Klak (hoofddeksel)

Zie ook "klak" voor meerdere betekenissen.
Klak van een student geneeskunde aan de ULB
Klak van een student Burgerlijk Ingenieur aan de Universiteit van Luik

Een klak, niet te verwarren met claque (hoge hoed), is de traditionele, folkloristische pet van studenten aan Belgische niet-katholieke universiteiten en hogescholen, waaronder de vroegere staatsuniversiteit Universiteit van Luik, de vrije universiteiten, Vrije Universiteit Brussel en Université libre de Bruxelles, en vele hogescholen en kunstacademiën van zowel de Franstalige als de Nederlandstalige Gemeenschap. Zij wordt tegenwoordig nog binnen enkele studentenclubs en faculteitskringen gedragen.

Rol in studentenfolklore

De klak of faculteitspet is een element van de studentenfolklore.
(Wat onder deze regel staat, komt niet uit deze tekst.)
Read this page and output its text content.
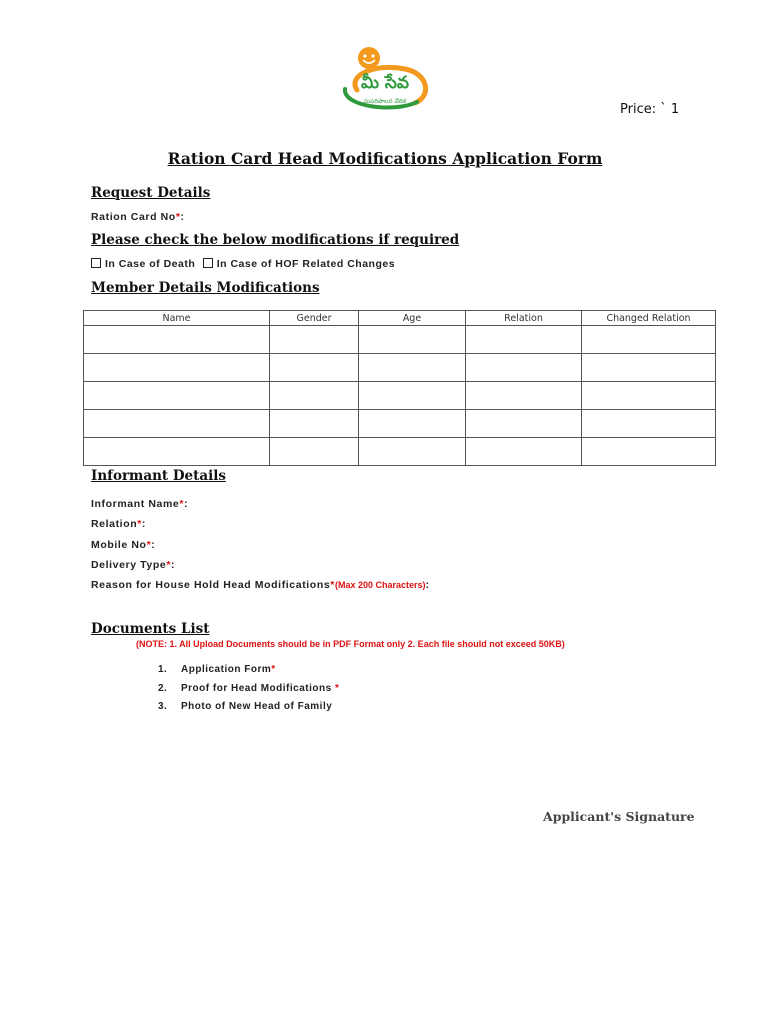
మీ సేవ
సుపరిపాలన వేదిక
Price: ` 1
Ration Card Head Modifications Application Form
Request Details
Ration Card No*:
Please check the below modifications if required
In Case of Death In Case of HOF Related Changes
Member Details Modifications
Name	Gender	Age	Relation	Changed Relation

Informant Details
Informant Name*:
Relation*:
Mobile No*:
Delivery Type*:
Reason for House Hold Head Modifications*(Max 200 Characters):
Documents List
(NOTE: 1. All Upload Documents should be in PDF Format only 2. Each file should not exceed 50KB)
1. Application Form*
2. Proof for Head Modifications *
3. Photo of New Head of Family
Applicant's Signature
De eigenaar kan een sterke persoonlijke band met de klak ontwikkelen, en voor oud-studenten kan de nostalgische waarde belangrijk zijn. De rol van de klak binnen de studentencultuur varieert van club tot club, van faculteit tot faculteit en van universiteit tot universiteit. In het algemeen is de klak verbonden aan de doop en de studentenkring die deze verstrekt. Zij mag slechts gedragen worden door studenten die facultair gedoopt zijn, volgens de tradities van de universiteiten en de hogescholen. De kleuren ervan worden bepaald door de faculteit waarbij de student ingeschreven is.

Oorsprong

De klak ontstond rond 1850 aan de Université libre de Bruxelles (ULB) en aan de Universiteit van Luik (ULg).[1] De huidige Franstalige benaming is penne maar voor 1918 werd in Luik de benaming crapuleuse gebruikt.

In de periode dat de klak voor het eerst opdook in Luik werd ze omschreven als een kleine linnen pet met een klep van waterbestendig stof. Ze was toen nog groen, de kleur van de ULg. Slechts 20 jaar later begonnen de kleuren te diversifiëren. De vorm van de klak doet denken aan het traditionele Duitse studentikoze hoofddeksel. De klep is vanaf de jaren 1970 geleidelijk aan langer geworden, vermoedelijk om het onderscheid met de kleploze calotte te benadrukken.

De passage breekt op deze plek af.